Save the date!
If I had to hazard a guess…
- Percentage of my friends who have been involved in a political campaign: 5%
- Percentage of my friends who have watched Sex and the City: 95%
So I’ve decided to meet everyone where they are and explain why I am going to ask each and every one of you to “RSVP” to our Danielle for All campaign.
I would love to get married one day. Marriage is a personal choice, and while it’s not for everyone, it’s an idea that has always been attractive to me—both the idea of true love (I blame the Princess Bride…), and the idea of having a real life partner to help with the most mundane of life’s daily burdens (TBH, I struggle to make the bed).
That’s not in the cards for me right now… not only because I’m not in a serious relationship at the moment, but because, frankly, I don’t have time to be. Until November 6th, my #1 priority is getting my friend, mentor and now boss Danielle Skidmore elected to Austin City Council. I’m doing this not because I want access to power, or because I’ve had some life-long dream to manage political campaigns… I’m doing it because as much as I love the city of Austin and have found my home here, we have some real problems and Danielle is the right person to solve them.
Often we find public servants who are all talk, no action, because of how the political process works. Getting your butt in that seat in City Hall, the State Capitol or on Capitol Hill necessarily requires the daily grind of executing a political campaign. You might have the best ideas and qualifications for improving your community, but you have to get there first. That means distilling policy ideas into 8-second soundbites (7 depending on who you’re talking to), and making sure that they only make up a small fraction of the words you speak on a daily basis—sacrificed in place of stories, values and messages the electorate can relate to.
This is not an engineer’s game. Danielle, a Civil Engineer by trade, has executed public sector projects that benefit our city and state for the past 24 years she’s been a resident. Beyond her career, as a trans woman and parent of a badass child with life-altering disabilities, she thinks about solving problems from the perspective of someone who’s experienced marginalization and whose voice hasn’t always held the weight it deserves at any given table. Her professional experience makes her qualified to solve some of the biggest obstacles we face as a city—from traffic, to affordable housing. Her life experience will ensure that her proposed solutions work for all of Austin, and won’t leave anyone behind.
But for now, I’m spending my days reminding her not to ramble, to focus more on aspects of her identity that communities throughout Austin can relate to above her data-driven plans for improving their lives, and to end any conversation with a concrete ask: to join us on our journey to make Austin a better place with the maximum contribution allowed in our city of $350.

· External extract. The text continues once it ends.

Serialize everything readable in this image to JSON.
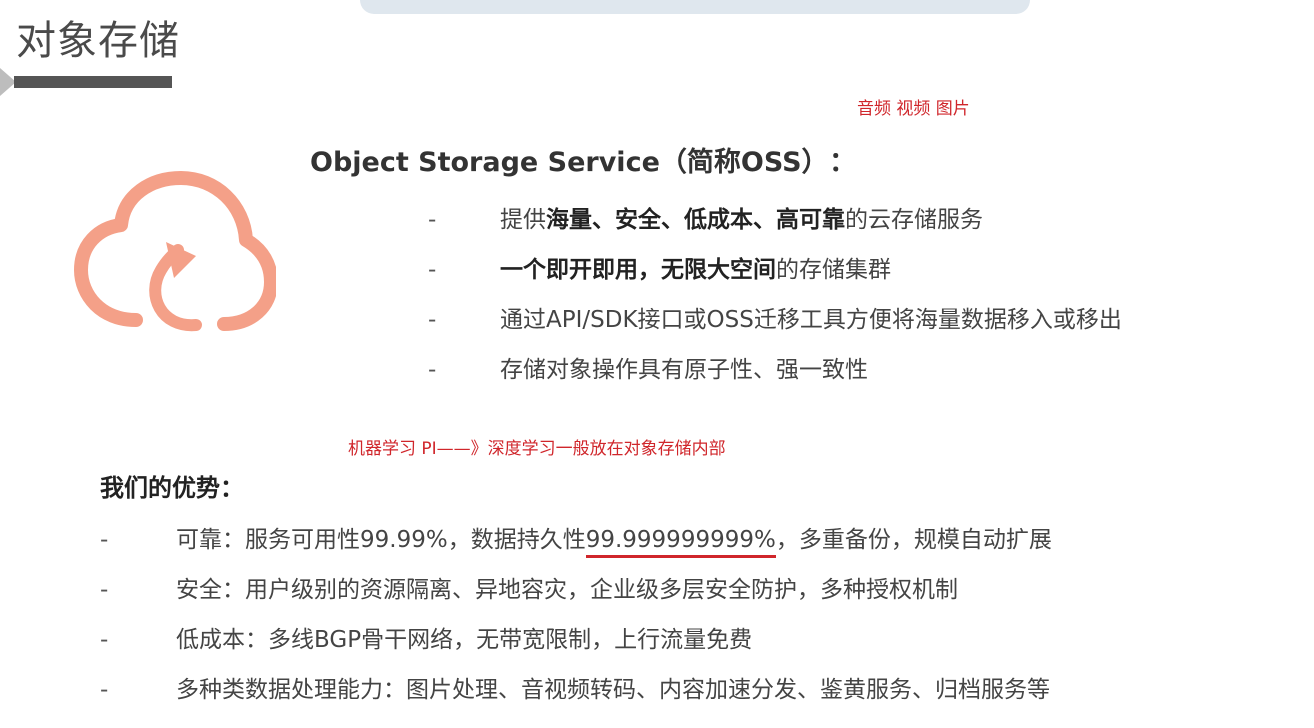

Asking for money isn’t easy, especially for a transportation engineer who never called alumni 5 days a week for the Cornell Annual Fund, as I did throughout college. But these contributions will enable us to improve the lives of millions of people throughout Austin—and, frankly, they enable us to give myself a salary in order to pay my bills between now and November.
So I’m asking you to save the date: not for my wedding, but for the election on November 6th. And I’m asking you to help support me in the meantime—not by shelling out cash to attend my bachelorette party, or by reserving a set of flatware on my wedding registry, but by contributing to our campaign.
Campaign finance rules in Austin stipulate that we can’t ask for more than $350 from any individual or entity. This means we can’t court major gifts that would allow us to spend less time hustling for a dollar and more time on contacting voters. While we can’t ask for more, our opponent is able to lend herself resources to fund her campaign in a way that is unfortunately not a reality for us.
So here’s my humble ask:
If Carrie Bradshaw can marry herself and register at Manolo Blahnik, I can have my own sort of commitment ceremony—not to myself, but to the City of Austin—and I’m asking y’all to attend, with your votes if you’re able and with your dollars regardless. Respondez Vous S’il vous Plait!
(And so my Enginerd boss doesn’t get nervous about compliance:
Political Adv. Paid for by Danielle Skidmore Campaign, Alicia Weigel, Treasurer; PO Box 13, Austin TX 78767. This campaign has not agreed to comply with the contribution and expenditure limits of the Austin Fair Campaign Charter.)